夫が首を締めたとき、

それは冗談だったし、数秒のことだったんだけれど・・・


これがすべての答えなのかもしれないと感じてしまったから、

私は表情を失った。


短い時間だったけれど、

彼の両方の親指は、迷うことなく、

私の首の骨の間にあるやわらかい場所を確実にしとめていたから。


その日の昼間、娘の前で

TVドラマの再放送を見ながら、

そのタレントを指して夫が言った。

「昔はこの人とママは似てたんだけれど・・・どうしてこんなに違っちゃったんだろうね(笑)・・・」

「だって、彼女が結婚して離婚している間に、私は5人も子供を生んじゃったんだから、変わるでしょうよ。」

「パパとママは離婚は絶対にしないよ、別れるときはどちらかが死ぬ時だから」

そんな会話をしていた私たちだった。


病院に再発のCT検査を受けに行く車中で

この冬に予定されている姪っ子の結婚式の話題になった時、

「まだ18歳でしょ?若すぎない」

「娘が16歳になったら、相手の男をさがす努力をし、18歳になったら結婚させるのが一番良いんだよ」

そのときも私の顔を能面のようだった。


予定通りに結婚式が行われれば、この冬は渡パしなければならなくなる。

一人当たり約10万円かかる航空券代。

「こんなにかかるんなら、俺だけ行ってこようかな?」

独り言にしは大きすぎる。

”え~そんなこと言わないで~。
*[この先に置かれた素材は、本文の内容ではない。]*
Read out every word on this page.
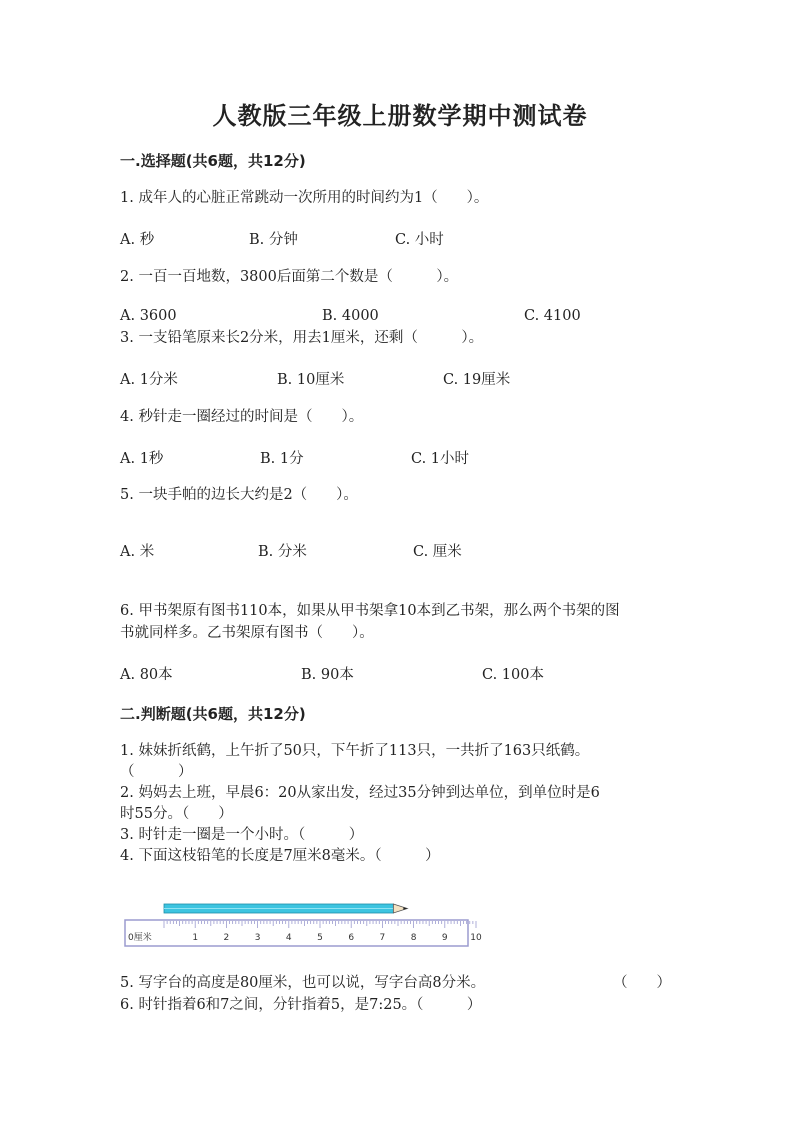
人教版三年级上册数学期中测试卷
一.选择题(共6题，共12分)
1. 成年人的心脏正常跳动一次所用的时间约为1（　　）。
A. 秒	B. 分钟	C. 小时
2. 一百一百地数，3800后面第二个数是（　　　）。
A. 3600	B. 4000	C. 4100
3. 一支铅笔原来长2分米，用去1厘米，还剩（　　　）。
A. 1分米	B. 10厘米	C. 19厘米
4. 秒针走一圈经过的时间是（　　）。
A. 1秒	B. 1分	C. 1小时
5. 一块手帕的边长大约是2（　　）。
A. 米	B. 分米	C. 厘米
6. 甲书架原有图书110本，如果从甲书架拿10本到乙书架，那么两个书架的图
书就同样多。乙书架原有图书（　　）。
A. 80本	B. 90本	C. 100本
二.判断题(共6题，共12分)
1. 妹妹折纸鹤，上午折了50只，下午折了113只，一共折了163只纸鹤。
（　　　）
2. 妈妈去上班，早晨6：20从家出发，经过35分钟到达单位，到单位时是6
时55分。（　　）
3. 时针走一圈是一个小时。（　　　）
4. 下面这枝铅笔的长度是7厘米8毫米。（　　　）
0厘米	1	2	3	4	5	6	7	8	9	10
5. 写字台的高度是80厘米，也可以说，写字台高8分米。	（　　）
6. 时针指着6和7之间，分针指着5，是7:25。（　　　）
私たちも結婚式に行きたい”と演技も出来ず、

”お金がないんだから、あなただけでもいいんじゃない?”と本音を言うことも出来ずに、

聞こえない振りをした。



だから、夫が私の首を締めたとき、

私を殺したりはしないだろうけれど、

私が夫に柔順でなくなった時には、

私の存在を夫の前から消してしまうのはとっても簡単なことで、

子供を取り上げることなんて当たり前のことで、

私の代わりなんてすぐに見つけることが出来るのだろうな。


ご主人に暴力を受けた彼女に、

「つらい気持ちは分かるけれど、それでもとりあえず家庭を動かすために努力してごらん」

とアドバイスをしたことがあったけれど、

それを「出来ないよ」と言っていた彼女の気持ちが、今、分かった気がする。


行き着く先が、ここであるのなら、どんな努力だって無駄に思えてくるものね。



夫が持ってる新型爆弾。

パキスタン人の男が持ってる新型爆弾。

1つの山の頂上から

その山を下りて、谷へ行って、もう1つの山を登る過程を飛び越して、

もう1つの山の頂上に

あっという間に

一足飛びに行ってしまう新型爆弾。


私には凶器(狂気)としか思えない。